Tests d’accessibilité de votre site web à faire vous-même
Commencez par choisir vos pages
Votre site n’est pas une collection de pages uniques : c’est une poignée de modèles répétés. Sur un site e-commerce, toutes vos fiches produits sortent du même gabarit, et auront donc le même niveau d’accessibilité.
Sélectionnez 3 à 5 pages représentatives :
- La page d’accueil,
- Une page de contenu éditorial,
- Un modèle de page produit ou service,
- Une page contenant un formulaire (contact, devis),
- Une étape de tunnel si vous vendez en ligne (panier, création de compte).
Ce sont ces pages que vous allez passer aux six tests qui suivent. Comptez un peu moins d’une heure pour le tout.
Votre tableau de bord
Pour faciliter la démarche, nous vous proposons ce tableau que vous pouvez également télécharger via lien en Excel avec quelques conseils.
| Test | Conforme | À vérifier | À corriger |
| Affichage à 320 px sans défilement horizontal | |||
| Texte lisible à 200 % | |||
| Contrastes suffisants | |||
| Focus visible sur tous les éléments avec navigateur au clavier | |||
| Ordre de tabulation logique | |||
| Parcours d’achat complet au clavier | |||
| Titre de page explicite | |||
| Hiérarchie des titres cohérente | |||
| Alternatives d’images pertinentes | |||
| Étiquettes de formulaire accolées | |||
| Champs obligatoires signalés | |||
| Contraintes de saisie annoncées |
Test 1 : votre site tient-il sur un écran étroit ?
« Mon site est responsive », dites-vous. Peut-être.
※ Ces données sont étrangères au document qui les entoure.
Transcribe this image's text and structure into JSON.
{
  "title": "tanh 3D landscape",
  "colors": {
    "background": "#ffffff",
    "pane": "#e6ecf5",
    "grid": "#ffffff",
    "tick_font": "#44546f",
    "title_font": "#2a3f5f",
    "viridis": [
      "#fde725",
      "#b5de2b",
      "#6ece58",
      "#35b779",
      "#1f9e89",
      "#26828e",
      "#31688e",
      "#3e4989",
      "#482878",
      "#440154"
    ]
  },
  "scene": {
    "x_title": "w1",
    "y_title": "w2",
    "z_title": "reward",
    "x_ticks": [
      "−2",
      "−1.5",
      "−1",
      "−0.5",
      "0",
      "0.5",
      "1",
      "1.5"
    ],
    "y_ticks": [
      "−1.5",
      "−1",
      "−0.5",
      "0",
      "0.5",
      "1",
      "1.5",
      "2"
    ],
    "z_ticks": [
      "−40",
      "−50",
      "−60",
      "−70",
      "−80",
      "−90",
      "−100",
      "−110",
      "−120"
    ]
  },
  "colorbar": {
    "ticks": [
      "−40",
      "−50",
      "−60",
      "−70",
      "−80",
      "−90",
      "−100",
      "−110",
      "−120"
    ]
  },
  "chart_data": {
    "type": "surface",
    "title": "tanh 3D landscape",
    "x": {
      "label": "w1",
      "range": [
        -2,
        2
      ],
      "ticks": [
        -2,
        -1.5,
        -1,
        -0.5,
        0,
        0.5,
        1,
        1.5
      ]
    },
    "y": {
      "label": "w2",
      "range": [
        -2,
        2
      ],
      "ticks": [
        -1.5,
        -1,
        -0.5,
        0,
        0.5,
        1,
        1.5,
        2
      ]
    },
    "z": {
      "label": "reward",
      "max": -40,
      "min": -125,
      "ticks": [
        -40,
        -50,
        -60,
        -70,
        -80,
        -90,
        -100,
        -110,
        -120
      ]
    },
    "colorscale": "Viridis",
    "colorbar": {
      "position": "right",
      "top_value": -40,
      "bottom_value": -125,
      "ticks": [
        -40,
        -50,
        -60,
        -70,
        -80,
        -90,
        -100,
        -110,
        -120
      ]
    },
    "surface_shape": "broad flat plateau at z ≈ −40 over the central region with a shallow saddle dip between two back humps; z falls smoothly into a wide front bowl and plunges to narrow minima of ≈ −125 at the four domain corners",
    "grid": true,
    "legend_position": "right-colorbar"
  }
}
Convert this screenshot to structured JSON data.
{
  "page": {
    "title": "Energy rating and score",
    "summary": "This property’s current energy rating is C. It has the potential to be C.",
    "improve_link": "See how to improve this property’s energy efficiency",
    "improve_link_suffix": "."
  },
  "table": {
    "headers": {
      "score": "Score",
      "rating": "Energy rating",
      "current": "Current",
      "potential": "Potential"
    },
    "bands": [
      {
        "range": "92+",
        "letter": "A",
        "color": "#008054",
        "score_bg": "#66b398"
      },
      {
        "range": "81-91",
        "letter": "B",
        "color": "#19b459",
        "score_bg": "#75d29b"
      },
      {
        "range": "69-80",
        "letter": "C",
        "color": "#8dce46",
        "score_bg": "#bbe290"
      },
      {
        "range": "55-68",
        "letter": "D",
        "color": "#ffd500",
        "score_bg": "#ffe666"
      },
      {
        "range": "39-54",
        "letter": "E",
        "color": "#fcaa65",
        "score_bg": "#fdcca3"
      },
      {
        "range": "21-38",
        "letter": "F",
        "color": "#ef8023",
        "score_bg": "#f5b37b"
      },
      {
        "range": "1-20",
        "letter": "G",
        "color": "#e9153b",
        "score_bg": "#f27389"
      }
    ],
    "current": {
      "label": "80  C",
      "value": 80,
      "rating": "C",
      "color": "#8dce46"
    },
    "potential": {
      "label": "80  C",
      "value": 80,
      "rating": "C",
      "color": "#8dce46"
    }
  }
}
Mais au sens de l’accessibilité, être responsive signifie deux choses précises : aucune information ne disparaît quand l’écran rétrécit, et aucune barre de défilement horizontale n’apparaît.
Le défilement horizontal rend la lecture pénible pour tout le monde, et impossible pour une personne qui navigue en zoom fort ou avec une loupe d’écran.
Comment faire : ouvrez la page à tester dans votre navigateur, puis les outils de développement.
- Firefox : Ctrl + Maj + M ouvre directement le mode adaptatif.
- Chrome : Ctrl + Maj + I ouvre les outils, puis Ctrl + Maj + M bascule en mode appareil mobile.
Réglez la largeur sur 320 px et parcourez la page.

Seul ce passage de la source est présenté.